Serdar Arat is an artist from Istanbul, Turkey who has been living and working in New York since 1980. He received his M.F.A. in Painting at the State University of New York in Albany in 1984. His first solo exhibition was held in New York in 1986. Since then, he has presented many national and international solo- exhibitions and has participated in numerous group exhibitions in various cities across the US and abroad.

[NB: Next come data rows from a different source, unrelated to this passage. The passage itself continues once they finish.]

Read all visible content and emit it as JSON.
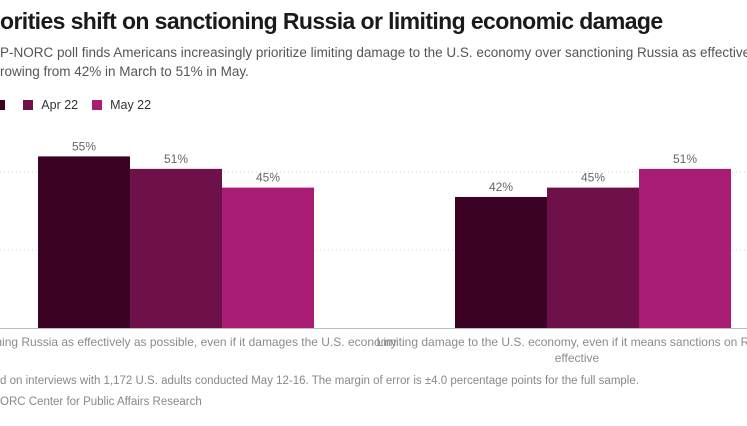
{
  "title": "orities shift on sanctioning Russia or limiting economic damage",
  "subtitle_lines": [
    "P-NORC poll finds Americans increasingly prioritize limiting damage to the U.S. economy over sanctioning Russia as effectively as possible for its",
    "rowing from 42% in March to 51% in May."
  ],
  "footer": {
    "note": "d on interviews with 1,172 U.S. adults conducted May 12-16. The margin of error is ±4.0 percentage points for the full sample.",
    "source": "ORC Center for Public Affairs Research"
  },
  "chart_data": {
    "type": "bar",
    "categories": [
      "anctioning Russia as effectively as possible, even if it damages the U.S. economy",
      "Limiting damage to the U.S. economy, even if it means sanctions on Russia are less effective"
    ],
    "category_label_lines": [
      [
        "anctioning Russia as effectively as possible, even if it damages the U.S. economy"
      ],
      [
        "Limiting damage to the U.S. economy, even if it means sanctions on Russia",
        "effective"
      ]
    ],
    "series": [
      {
        "name": "",
        "values": [
          55,
          42
        ],
        "labels": [
          "55%",
          "42%"
        ],
        "color": "#3b0224"
      },
      {
        "name": "Apr 22",
        "values": [
          51,
          45
        ],
        "labels": [
          "51%",
          "45%"
        ],
        "color": "#6e1049"
      },
      {
        "name": "May 22",
        "values": [
          45,
          51
        ],
        "labels": [
          "45%",
          "51%"
        ],
        "color": "#a81c73"
      }
    ],
    "ylim": [
      0,
      100
    ],
    "grid": true,
    "legend": "top-left"
  }
}
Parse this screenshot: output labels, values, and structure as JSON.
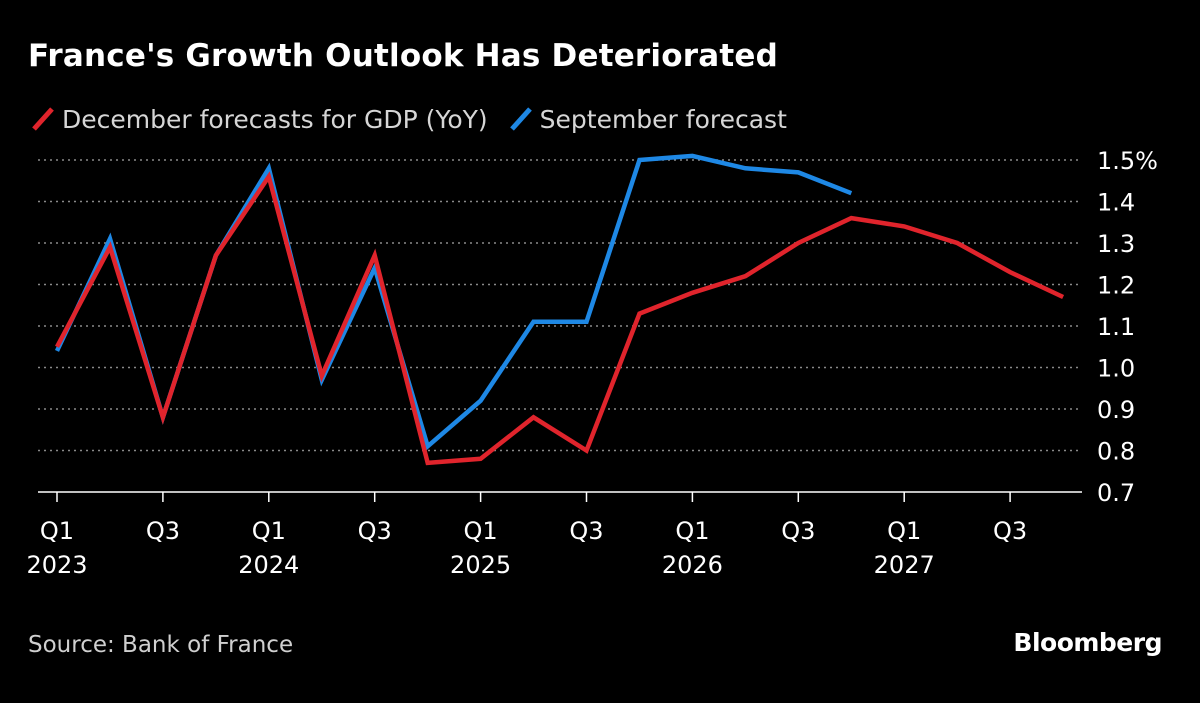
{
  "header": {
    "title": "France's Growth Outlook Has Deteriorated"
  },
  "footer": {
    "source": "Source: Bank of France",
    "brand": "Bloomberg"
  },
  "colors": {
    "background": "#000000",
    "december": "#e0242c",
    "september": "#1e88e5",
    "grid": "#8a8a8a",
    "text": "#ffffff",
    "muted": "#d0d0d0"
  },
  "chart_data": {
    "type": "line",
    "title": "France's Growth Outlook Has Deteriorated",
    "xlabel": "",
    "ylabel": "",
    "ylim": [
      0.7,
      1.5
    ],
    "y_ticks": [
      "0.7",
      "0.8",
      "0.9",
      "1.0",
      "1.1",
      "1.2",
      "1.3",
      "1.4",
      "1.5%"
    ],
    "y_tick_values": [
      0.7,
      0.8,
      0.9,
      1.0,
      1.1,
      1.2,
      1.3,
      1.4,
      1.5
    ],
    "grid": true,
    "legend_position": "top-left",
    "axis_position": "right",
    "categories": [
      "2023 Q1",
      "2023 Q2",
      "2023 Q3",
      "2023 Q4",
      "2024 Q1",
      "2024 Q2",
      "2024 Q3",
      "2024 Q4",
      "2025 Q1",
      "2025 Q2",
      "2025 Q3",
      "2025 Q4",
      "2026 Q1",
      "2026 Q2",
      "2026 Q3",
      "2026 Q4",
      "2027 Q1",
      "2027 Q2",
      "2027 Q3",
      "2027 Q4"
    ],
    "x_tick_labels": [
      {
        "index": 0,
        "quarter": "Q1",
        "year": "2023"
      },
      {
        "index": 2,
        "quarter": "Q3",
        "year": ""
      },
      {
        "index": 4,
        "quarter": "Q1",
        "year": "2024"
      },
      {
        "index": 6,
        "quarter": "Q3",
        "year": ""
      },
      {
        "index": 8,
        "quarter": "Q1",
        "year": "2025"
      },
      {
        "index": 10,
        "quarter": "Q3",
        "year": ""
      },
      {
        "index": 12,
        "quarter": "Q1",
        "year": "2026"
      },
      {
        "index": 14,
        "quarter": "Q3",
        "year": ""
      },
      {
        "index": 16,
        "quarter": "Q1",
        "year": "2027"
      },
      {
        "index": 18,
        "quarter": "Q3",
        "year": ""
      }
    ],
    "series": [
      {
        "name": "September forecast",
        "color": "#1e88e5",
        "values": [
          1.04,
          1.31,
          0.88,
          1.27,
          1.48,
          0.97,
          1.24,
          0.81,
          0.92,
          1.11,
          1.11,
          1.5,
          1.51,
          1.48,
          1.47,
          1.42,
          null,
          null,
          null,
          null
        ]
      },
      {
        "name": "December forecasts for GDP (YoY)",
        "color": "#e0242c",
        "values": [
          1.05,
          1.29,
          0.88,
          1.27,
          1.46,
          0.98,
          1.27,
          0.77,
          0.78,
          0.88,
          0.8,
          1.13,
          1.18,
          1.22,
          1.3,
          1.36,
          1.34,
          1.3,
          1.23,
          1.17
        ]
      }
    ]
  }
}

Arat’s passion for creating is present in his conversations and this sentiment surrounds the viewer as they investigate each work on view in the gallery. Serdar Arat conceives each piece of art separately and states that “individual pieces that pose similar challenges ultimately produce a series of works. I tend to work on several of these series simultaneously and sometimes over decades.” In his dynamic sculptural work, Fallen, a twenty- six-foot-long meandering sculptural installation on a raised platform, Arat has presented “a landscape strewn with over a hundred forms and fragments, in mixed media including cast bronze, copper, and ceramic. A life-time’s insistence on subdued and suggested three dimensionality in painting is thrown wide open in this piece with the explosion of sculptural forms coming straight out of the metaphorical imagery of my earlier paintings and works on paper. These are the same vents, sirens, tubes, wings, bones, and other fragments. Part organic and part mechanical, all fallen and abandoned, their prophecies and warnings ignored, innocence and idealism shattered, and grace and hope... barely recovered through the process of art.”

Comments

Serdar Arat mentions that, “drawing is the closest we ever get to the immediacy of a thought in Art.” He continues that, “before it is “realized, a thought is a flash of imagination. It is inspiring, exciting, and motivating precisely because it is incomplete-unrealized. Some drawings may reflect the process of development of an initial thought into an idea for a complex artwork. All good drawings though, carry the freshest traces of an inspiring thought and the original flash of imagination.” Many artists, as well as myself, can relate to Arat’s thoughts about drawing’s importance to their creative process.